SpectralTAD is designed to work in tandem with Juicebox (http://www.aidenlab.org/juicebox/) and HiCExplorer (https://hicexplorer.usegalaxy.eu/), two popular TAD visualization tools. Users may output files, corresponding to either tools.
HiCExplorer takes simple bed files. To use SpectralTAD with HiCExplorer, do the following:
#Get contact matrix
data("rao_chr20_25_rep")
head(rao_chr20_25_rep)
#Run spectral TAD with output format "hicexplorer" or "bed" and specify the path
spec_hier = SpectralTAD(rao_chr20_25_rep, chr = "chr20", resolution = 25000, qual_filter = FALSE, levels = 3, out_format = "hicexplorer", out_path = "chr20.bed")
This code will output a three-column bed file with TAD coordinates for all three levels. hicPlotTADs from HiCExplorer takes a .ini configuration file. To use SpectralTAD results you simply just have to set the output file as the directory under the [tads] subheading. For a full walk-through see (https://hicexplorer.readthedocs.io/en/latest/content/tools/hicPlotTADs.html#id4) under the heading “Configuration file template.”
Juicebox takes bedpe files as its primary file type. To use SpectralTAD with Juicebox, do the following:
#Get contact matrix
data("rao_chr20_25_rep")
head(rao_chr20_25_rep)
#Run spectral TAD with output format "hicexplorer" or "bed" and specify the path
spec_hier = SpectralTAD(rao_chr20_25_rep, chr = "chr20", resolution = 25000, qual_filter = FALSE, levels = 3, out_format = "juicebox", out_path = "chr20.bedpe")

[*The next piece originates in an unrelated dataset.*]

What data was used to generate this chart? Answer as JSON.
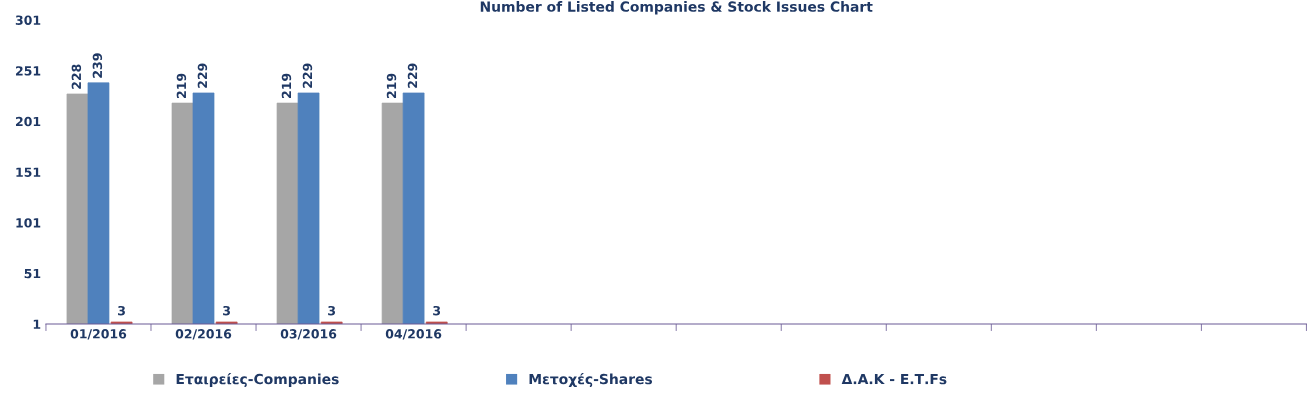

The output for this code is an 11-column bedpe file, which is
formatted to work for Juicebox. To use the file, you must first select a
HiC matrix in the Juicebox interface (https://www.aidenlab.org/juicebox/). This is done by
choosing
Load Map -> Select File -> Select Contact Map
. This
data corresponds to
Rao and Huntley et al. | Cell 2014 GM12878 (human) in situ ENCODE Batch 1 HIC048
so we select this. Alternatively, you can upload your own hic matrix in
.hic or .cool format. To select the TADs called by
SpectralTAD
simply choose
Load Tracks -> Local Track File -> Choose File -> chr20.bedpe
.
To view chromosome 20 specifically, select
≡ -> Chromosomes -> chr20
.